Hoewel we voortdurend worden blootgesteld aan straling – in de vorm van zonlicht – en alle golflengten van licht als straling kunnen worden beschouwd, zijn sommige vormen van straling schadelijker voor de mens dan andere. Zoals te veel zonlicht kan leiden tot zonnebrand of huidkanker, overmatige blootstelling aan röntgenstraling, gammastraling stralen en bepaalde radioactieve deeltjes kunnen alles veroorzaken, van blindheid tot ernstige celbeschadiging tot de dood. Om dit te voorkomen draagt iedere persoon die met, in of rond radioactieve stoffen of omgevingen werkt een dosimeter, ook wel stralingsbadge, stralingsband of TLD-detector genoemd. Met deze eenvoudige apparaten kunnen dragers bijhouden welke straling ze absorberen, om te voorkomen dat ze ziek worden en om te bepalen hoe gevaarlijk een radioactieve omgeving kan zijn.
TL; DR (te lang; niet gelezen)
Een stralingsdosismeter is een wetenschappelijk instrument dat wordt gebruikt om de blootstelling aan ioniserende straling te meten. Deze meters worden vaak gedragen in de vorm van een badge of armband en bevatten fosforkristallen die elektronen kunnen vangen die vrijkomen door schadelijke ioniserende straling. Bij verhitting laten de kristallen gevangen elektronen vrij in de vorm van licht - dat kan worden gemeten om te bepalen aan hoeveel straling de meter en de drager zijn blootgesteld. Dosimeters worden gebruikt door onderzoekers, onderhoudspersoneel en iedereen die in een potentieel radioactieve omgeving werkt.
Wat is een dosismeter?
Een dosismeter is een soort wetenschappelijk instrument dat wordt gebruikt om de blootstelling te meten. Hoewel bepaalde soorten dosimeters kunnen worden gebruikt om blootstelling aan hard geluid te volgen, is het meest gebruikte type dosimeter de stralings- of thermoluminescente (TLD) dosimeter: deze Dosimeters, in de vorm van kleine badges of polsbandjes die op het lichaam worden gedragen, worden gebruikt om de dosis schadelijke straling te meten waaraan hun dragers gedurende een bepaalde periode zijn blootgesteld van tijd. Dosimeters bevatten fosforkristallen die elektronen vangen die vrijkomen door verschillende vormen van schadelijke straling; Deze kristallen worden gedurende één tot drie maanden gedragen en kunnen vervolgens worden gebruikt om de blootstelling aan straling te bepalen via een proces dat bekend staat als dosimetrie.
Hoe stralingsdosimetrie werkt
Ioniserende straling, veroorzaakt door blootstelling aan röntgenstralen, gammastralen en bepaalde radioactieve deeltjes, is een soort straling die voldoende energie bevat om elektronen van normaal stabiele moleculen af te stoten.
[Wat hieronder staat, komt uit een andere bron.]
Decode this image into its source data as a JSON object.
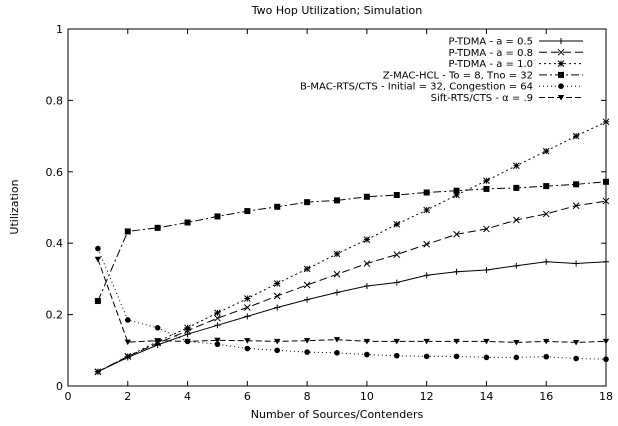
{
  "chart_data": {
    "type": "line",
    "title": "Two Hop Utilization; Simulation",
    "xlabel": "Number of Sources/Contenders",
    "ylabel": "Utilization",
    "xlim": [
      0,
      18
    ],
    "ylim": [
      0,
      1
    ],
    "xticks": [
      0,
      2,
      4,
      6,
      8,
      10,
      12,
      14,
      16,
      18
    ],
    "yticks": [
      0,
      0.2,
      0.4,
      0.6,
      0.8,
      1
    ],
    "xtick_labels": [
      "0",
      "2",
      "4",
      "6",
      "8",
      "10",
      "12",
      "14",
      "16",
      "18"
    ],
    "ytick_labels": [
      "0",
      "0.2",
      "0.4",
      "0.6",
      "0.8",
      "1"
    ],
    "grid": false,
    "legend_position": "top-right",
    "series": [
      {
        "name": "P-TDMA - a = 0.5",
        "marker": "plus",
        "dash": "none",
        "x": [
          1,
          2,
          3,
          4,
          5,
          6,
          7,
          8,
          9,
          10,
          11,
          12,
          13,
          14,
          15,
          16,
          17,
          18
        ],
        "y": [
          0.04,
          0.08,
          0.115,
          0.145,
          0.17,
          0.195,
          0.22,
          0.242,
          0.262,
          0.28,
          0.29,
          0.31,
          0.32,
          0.325,
          0.337,
          0.348,
          0.343,
          0.348
        ]
      },
      {
        "name": "P-TDMA - a = 0.8",
        "marker": "cross",
        "dash": "8,4",
        "x": [
          1,
          2,
          3,
          4,
          5,
          6,
          7,
          8,
          9,
          10,
          11,
          12,
          13,
          14,
          15,
          16,
          17,
          18
        ],
        "y": [
          0.04,
          0.083,
          0.12,
          0.155,
          0.19,
          0.22,
          0.252,
          0.283,
          0.313,
          0.343,
          0.368,
          0.397,
          0.425,
          0.44,
          0.465,
          0.482,
          0.505,
          0.518
        ]
      },
      {
        "name": "P-TDMA - a = 1.0",
        "marker": "star",
        "dash": "2,3",
        "x": [
          1,
          2,
          3,
          4,
          5,
          6,
          7,
          8,
          9,
          10,
          11,
          12,
          13,
          14,
          15,
          16,
          17,
          18
        ],
        "y": [
          0.04,
          0.083,
          0.125,
          0.163,
          0.205,
          0.245,
          0.287,
          0.328,
          0.37,
          0.41,
          0.453,
          0.493,
          0.535,
          0.575,
          0.617,
          0.658,
          0.7,
          0.74
        ]
      },
      {
        "name": "Z-MAC-HCL - To = 8, Tno = 32",
        "marker": "square",
        "dash": "8,3,2,3",
        "x": [
          1,
          2,
          3,
          4,
          5,
          6,
          7,
          8,
          9,
          10,
          11,
          12,
          13,
          14,
          15,
          16,
          17,
          18
        ],
        "y": [
          0.238,
          0.433,
          0.443,
          0.458,
          0.475,
          0.49,
          0.502,
          0.515,
          0.52,
          0.53,
          0.535,
          0.542,
          0.547,
          0.552,
          0.555,
          0.56,
          0.565,
          0.572
        ]
      },
      {
        "name": "B-MAC-RTS/CTS - Initial = 32, Congestion = 64",
        "marker": "circle",
        "dash": "1,3",
        "x": [
          1,
          2,
          3,
          4,
          5,
          6,
          7,
          8,
          9,
          10,
          11,
          12,
          13,
          14,
          15,
          16,
          17,
          18
        ],
        "y": [
          0.385,
          0.185,
          0.163,
          0.125,
          0.117,
          0.105,
          0.1,
          0.095,
          0.093,
          0.088,
          0.085,
          0.083,
          0.083,
          0.08,
          0.08,
          0.082,
          0.077,
          0.075
        ]
      },
      {
        "name": "Sift-RTS/CTS - α = .9",
        "marker": "triangle-down",
        "dash": "6,3",
        "x": [
          1,
          2,
          3,
          4,
          5,
          6,
          7,
          8,
          9,
          10,
          11,
          12,
          13,
          14,
          15,
          16,
          17,
          18
        ],
        "y": [
          0.355,
          0.123,
          0.127,
          0.125,
          0.128,
          0.127,
          0.125,
          0.127,
          0.13,
          0.125,
          0.125,
          0.125,
          0.125,
          0.125,
          0.122,
          0.125,
          0.122,
          0.125
        ]
      }
    ]
  }
}
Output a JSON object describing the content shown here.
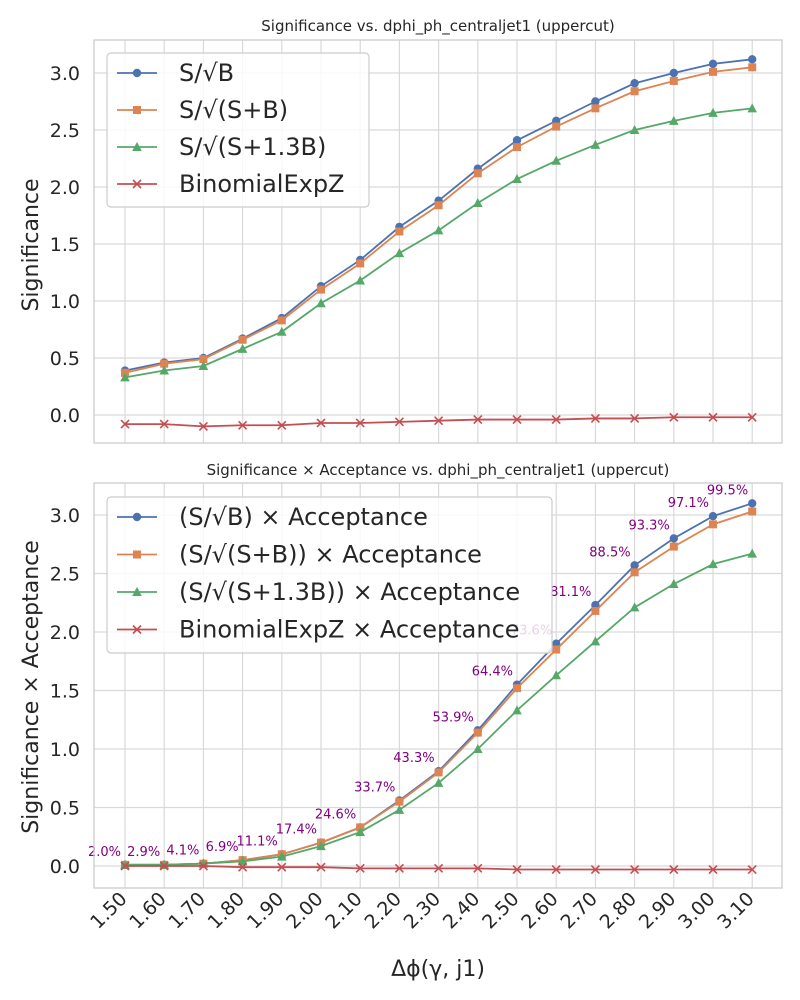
{
  "x_axis": {
    "label": "Δϕ(γ, j1)",
    "ticks": [
      "1.50",
      "1.60",
      "1.70",
      "1.80",
      "1.90",
      "2.00",
      "2.10",
      "2.20",
      "2.30",
      "2.40",
      "2.50",
      "2.60",
      "2.70",
      "2.80",
      "2.90",
      "3.00",
      "3.10"
    ]
  },
  "chart_data": [
    {
      "type": "line",
      "title": "Significance vs. dphi_ph_centraljet1 (uppercut)",
      "xlabel": "",
      "ylabel": "Significance",
      "x": [
        1.5,
        1.6,
        1.7,
        1.8,
        1.9,
        2.0,
        2.1,
        2.2,
        2.3,
        2.4,
        2.5,
        2.6,
        2.7,
        2.8,
        2.9,
        3.0,
        3.1
      ],
      "ylim": [
        -0.25,
        3.3
      ],
      "yticks": [
        "0.0",
        "0.5",
        "1.0",
        "1.5",
        "2.0",
        "2.5",
        "3.0"
      ],
      "grid": true,
      "legend_position": "top-left",
      "series": [
        {
          "name": "S/√B",
          "color": "#4c72b0",
          "marker": "circle",
          "values": [
            0.39,
            0.46,
            0.5,
            0.67,
            0.85,
            1.13,
            1.36,
            1.65,
            1.88,
            2.16,
            2.41,
            2.58,
            2.75,
            2.91,
            3.0,
            3.08,
            3.12
          ]
        },
        {
          "name": "S/√(S+B)",
          "color": "#dd8452",
          "marker": "square",
          "values": [
            0.37,
            0.45,
            0.49,
            0.66,
            0.83,
            1.1,
            1.33,
            1.61,
            1.84,
            2.12,
            2.35,
            2.53,
            2.69,
            2.84,
            2.93,
            3.01,
            3.05
          ]
        },
        {
          "name": "S/√(S+1.3B)",
          "color": "#55a868",
          "marker": "triangle",
          "values": [
            0.33,
            0.39,
            0.43,
            0.58,
            0.73,
            0.98,
            1.18,
            1.42,
            1.62,
            1.86,
            2.07,
            2.23,
            2.37,
            2.5,
            2.58,
            2.65,
            2.69
          ]
        },
        {
          "name": "BinomialExpZ",
          "color": "#c44e52",
          "marker": "x",
          "values": [
            -0.08,
            -0.08,
            -0.1,
            -0.09,
            -0.09,
            -0.07,
            -0.07,
            -0.06,
            -0.05,
            -0.04,
            -0.04,
            -0.04,
            -0.03,
            -0.03,
            -0.02,
            -0.02,
            -0.02
          ]
        }
      ]
    },
    {
      "type": "line",
      "title": "Significance × Acceptance vs. dphi_ph_centraljet1 (uppercut)",
      "xlabel": "Δϕ(γ, j1)",
      "ylabel": "Significance × Acceptance",
      "x": [
        1.5,
        1.6,
        1.7,
        1.8,
        1.9,
        2.0,
        2.1,
        2.2,
        2.3,
        2.4,
        2.5,
        2.6,
        2.7,
        2.8,
        2.9,
        3.0,
        3.1
      ],
      "ylim": [
        -0.18,
        3.28
      ],
      "yticks": [
        "0.0",
        "0.5",
        "1.0",
        "1.5",
        "2.0",
        "2.5",
        "3.0"
      ],
      "grid": true,
      "legend_position": "top-left",
      "series": [
        {
          "name": "(S/√B) × Acceptance",
          "color": "#4c72b0",
          "marker": "circle",
          "values": [
            0.01,
            0.01,
            0.02,
            0.05,
            0.1,
            0.2,
            0.33,
            0.56,
            0.81,
            1.16,
            1.55,
            1.9,
            2.23,
            2.57,
            2.8,
            2.99,
            3.1
          ]
        },
        {
          "name": "(S/√(S+B)) × Acceptance",
          "color": "#dd8452",
          "marker": "square",
          "values": [
            0.01,
            0.01,
            0.02,
            0.05,
            0.1,
            0.2,
            0.33,
            0.55,
            0.8,
            1.14,
            1.52,
            1.85,
            2.18,
            2.51,
            2.73,
            2.92,
            3.03
          ]
        },
        {
          "name": "(S/√(S+1.3B)) × Acceptance",
          "color": "#55a868",
          "marker": "triangle",
          "values": [
            0.01,
            0.01,
            0.02,
            0.04,
            0.08,
            0.17,
            0.29,
            0.48,
            0.71,
            1.0,
            1.33,
            1.63,
            1.92,
            2.21,
            2.41,
            2.58,
            2.67
          ]
        },
        {
          "name": "BinomialExpZ × Acceptance",
          "color": "#c44e52",
          "marker": "x",
          "values": [
            0.0,
            0.0,
            0.0,
            -0.01,
            -0.01,
            -0.01,
            -0.02,
            -0.02,
            -0.02,
            -0.02,
            -0.03,
            -0.03,
            -0.03,
            -0.03,
            -0.03,
            -0.03,
            -0.03
          ]
        }
      ],
      "annotations": [
        "2.0%",
        "2.9%",
        "4.1%",
        "6.9%",
        "11.1%",
        "17.4%",
        "24.6%",
        "33.7%",
        "43.3%",
        "53.9%",
        "64.4%",
        "73.6%",
        "81.1%",
        "88.5%",
        "93.3%",
        "97.1%",
        "99.5%"
      ]
    }
  ]
}
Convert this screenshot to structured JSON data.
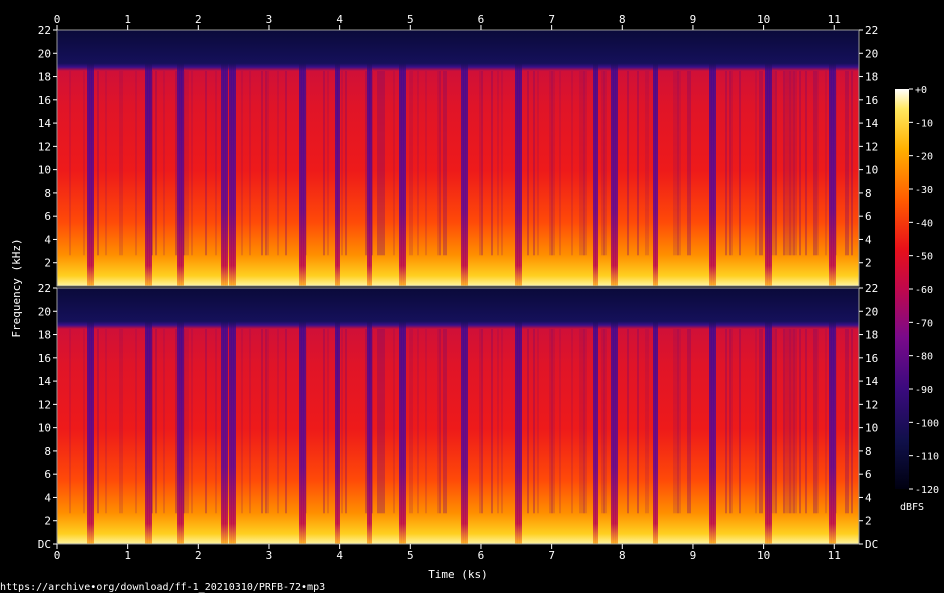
{
  "chart_data": {
    "type": "heatmap",
    "title": "",
    "xlabel": "Time (ks)",
    "ylabel": "Frequency (kHz)",
    "x_ticks": [
      "0",
      "1",
      "2",
      "3",
      "4",
      "5",
      "6",
      "7",
      "8",
      "9",
      "10",
      "11"
    ],
    "xlim": [
      0,
      11.35
    ],
    "y_ticks_top": [
      "22",
      "20",
      "18",
      "16",
      "14",
      "12",
      "10",
      "8",
      "6",
      "4",
      "2"
    ],
    "y_ticks_bottom": [
      "22",
      "20",
      "18",
      "16",
      "14",
      "12",
      "10",
      "8",
      "6",
      "4",
      "2",
      "DC"
    ],
    "ylim": [
      0,
      22
    ],
    "channels": 2,
    "cutoff_khz": 19,
    "colorbar": {
      "label": "dBFS",
      "ticks": [
        "+0",
        "-10",
        "-20",
        "-30",
        "-40",
        "-50",
        "-60",
        "-70",
        "-80",
        "-90",
        "-100",
        "-110",
        "-120"
      ],
      "range": [
        -120,
        0
      ]
    },
    "dropouts_ks": [
      0.45,
      1.28,
      1.72,
      2.35,
      2.47,
      3.45,
      3.95,
      4.4,
      4.88,
      5.75,
      6.5,
      7.6,
      7.88,
      8.45,
      9.25,
      10.05,
      10.95
    ]
  },
  "footer": {
    "source_url": "https://archive∙org/download/ff-1_20210310/PRFB-72∙mp3"
  }
}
Wanneer dit in levend weefsel gebeurt, kan het verlies van elektronen celbeschadiging veroorzaken - maar diezelfde vrijgekomen elektronen kunnen onder de juiste omstandigheden worden opgevangen en gemeten. Stralingsdosimetrie werkt door hiervan te profiteren: wanneer elektronen worden vrijgemaakt door ioniserende straling, kunnen ze worden gevangen in fosforkristallen, zoals die waaruit dosismeters bestaan. Wanneer fosforkristallen die elektronen hebben gevangen, worden opgewarmd, laten de kristallen deze gevangen elektronen vrij de vorm van licht, die kan worden gemeten om nauwkeurig te bepalen hoeveel straling de dosimeter is blootgesteld naar.
Gemeenschappelijk gebruik van dosismeters
In tegenstelling tot de meer bekende Geigerteller, een wetenschappelijk instrument dat vanaf moment de hoeveelheid straling meet die in een bepaald gebied aanwezig is tot nu toe worden de verschillende soorten stralingsdosimeters gebruikt om de stralingsblootstelling in een gebied of in een persoon over een langere periode van tijd. Dosimeters kunnen op zichzelf in een radioactieve omgeving worden geplaatst om de gemiddelde hoeveelheid gegeven straling te volgen uit, maar meestal worden ze gedragen door onderzoekers, onderhoudspersoneel en andere functionarissen die met of in de buurt werken straling. Het personeel van veel universitaire afdelingen draagt dosimeters, net als het personeel van kerncentrales en sommige ziekenhuizen. Patiënten met chemotherapie zullen tijdens de behandeling vaak ook dosismeters dragen, om ervoor te zorgen dat de hoeveelheid van de straling waaraan ze worden blootgesteld, blijft binnen het nuttige bereik, in plaats van een potentieel dodelijke een.